Tim Berners-Lee, the British computer scientist who invented the World Wide Web in 1989, has declared that he does not see blockchain as a viable solution to build the next generation of the internet, and that the crypto visionaries’ plan for the future should be ignored.
However, Web3, a hypothetical future version of the internet that is more decentralized than the internet, should be ignored, and it is critical to clarify the meaning of words in order to discuss the impact of new technologies, according to Tim Berners-Lee.

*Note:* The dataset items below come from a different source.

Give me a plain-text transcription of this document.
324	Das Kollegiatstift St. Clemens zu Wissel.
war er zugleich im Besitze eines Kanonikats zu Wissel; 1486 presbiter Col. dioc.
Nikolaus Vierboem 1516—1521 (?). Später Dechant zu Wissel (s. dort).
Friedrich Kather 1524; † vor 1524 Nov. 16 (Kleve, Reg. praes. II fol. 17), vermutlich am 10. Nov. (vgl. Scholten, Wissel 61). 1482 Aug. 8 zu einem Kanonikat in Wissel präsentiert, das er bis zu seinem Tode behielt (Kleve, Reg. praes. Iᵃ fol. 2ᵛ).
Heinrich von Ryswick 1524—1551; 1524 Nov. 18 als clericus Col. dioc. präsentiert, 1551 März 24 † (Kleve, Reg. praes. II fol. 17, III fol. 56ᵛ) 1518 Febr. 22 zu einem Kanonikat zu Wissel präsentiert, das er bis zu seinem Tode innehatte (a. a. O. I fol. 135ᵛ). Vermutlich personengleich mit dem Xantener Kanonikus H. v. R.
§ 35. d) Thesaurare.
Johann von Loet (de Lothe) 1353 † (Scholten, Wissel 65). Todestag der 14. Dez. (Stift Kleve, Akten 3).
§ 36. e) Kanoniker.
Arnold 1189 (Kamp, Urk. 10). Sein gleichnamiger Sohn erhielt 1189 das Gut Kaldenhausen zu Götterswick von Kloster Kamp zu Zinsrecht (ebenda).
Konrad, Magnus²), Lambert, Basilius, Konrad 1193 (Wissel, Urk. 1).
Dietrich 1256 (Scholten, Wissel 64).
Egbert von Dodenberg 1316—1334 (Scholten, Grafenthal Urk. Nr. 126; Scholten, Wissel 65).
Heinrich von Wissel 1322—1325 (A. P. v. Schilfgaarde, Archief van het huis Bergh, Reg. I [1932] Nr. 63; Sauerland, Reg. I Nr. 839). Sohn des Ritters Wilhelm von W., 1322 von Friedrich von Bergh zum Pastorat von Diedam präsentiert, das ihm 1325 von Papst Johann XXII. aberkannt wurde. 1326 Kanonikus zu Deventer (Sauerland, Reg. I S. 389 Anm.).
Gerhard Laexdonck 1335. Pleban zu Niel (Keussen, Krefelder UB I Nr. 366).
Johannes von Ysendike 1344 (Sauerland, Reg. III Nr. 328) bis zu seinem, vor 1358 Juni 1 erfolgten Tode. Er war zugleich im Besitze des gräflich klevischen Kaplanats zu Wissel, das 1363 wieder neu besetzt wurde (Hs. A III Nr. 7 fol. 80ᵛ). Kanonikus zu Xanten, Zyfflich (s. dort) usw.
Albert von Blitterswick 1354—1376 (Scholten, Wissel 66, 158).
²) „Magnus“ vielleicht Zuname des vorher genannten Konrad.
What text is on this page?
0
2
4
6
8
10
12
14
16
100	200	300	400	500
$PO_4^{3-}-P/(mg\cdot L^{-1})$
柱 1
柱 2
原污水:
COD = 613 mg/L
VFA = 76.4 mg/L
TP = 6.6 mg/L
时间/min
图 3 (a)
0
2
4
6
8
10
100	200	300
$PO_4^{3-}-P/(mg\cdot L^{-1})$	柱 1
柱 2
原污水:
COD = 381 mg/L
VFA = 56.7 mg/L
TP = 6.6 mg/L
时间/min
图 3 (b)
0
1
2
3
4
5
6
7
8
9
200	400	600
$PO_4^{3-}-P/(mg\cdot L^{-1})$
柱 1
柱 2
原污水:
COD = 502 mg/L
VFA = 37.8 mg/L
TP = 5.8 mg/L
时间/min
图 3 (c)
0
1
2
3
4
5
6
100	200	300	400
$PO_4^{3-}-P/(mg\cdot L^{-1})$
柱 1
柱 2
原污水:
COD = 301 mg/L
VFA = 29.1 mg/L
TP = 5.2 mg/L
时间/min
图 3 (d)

Berners-Lee is also unconvinced that blockchain, the distributed ledger technology that underpins cryptocurrencies like Bitcoin, will be the solution.
“It’s a real shame in fact that the actual Web3 name was taken by Ethereum folks for the stuff that they’re doing with blockchain. In fact, Web3 is not the web at all.”
He also announced Solid, his own Web decentralization project that aims to radically change the way Web applications function today, guided by a principle of “privacy by design” and placing data ownership in the hands of users rather than in centralized big-tech data centers.
Solid uses a global “single sign-on” feature that allows anyone to log in from anywhere, as well as login IDs that allow users to share their data with others to implement a kind of decentralization network that goes beyond current models such as BitTorrent. In addition, a “common universal API” will allow apps to pull data from any source across the entire Solid platform.
Berners-Lee believes that people often confuse Web3 with “Web 3.0,” his own proposal to reshape the internet. Inrupt, his new startup, aims to give users control over their data, including the way it is accessed and stored.
The sources for this piece include an article in TechSpot.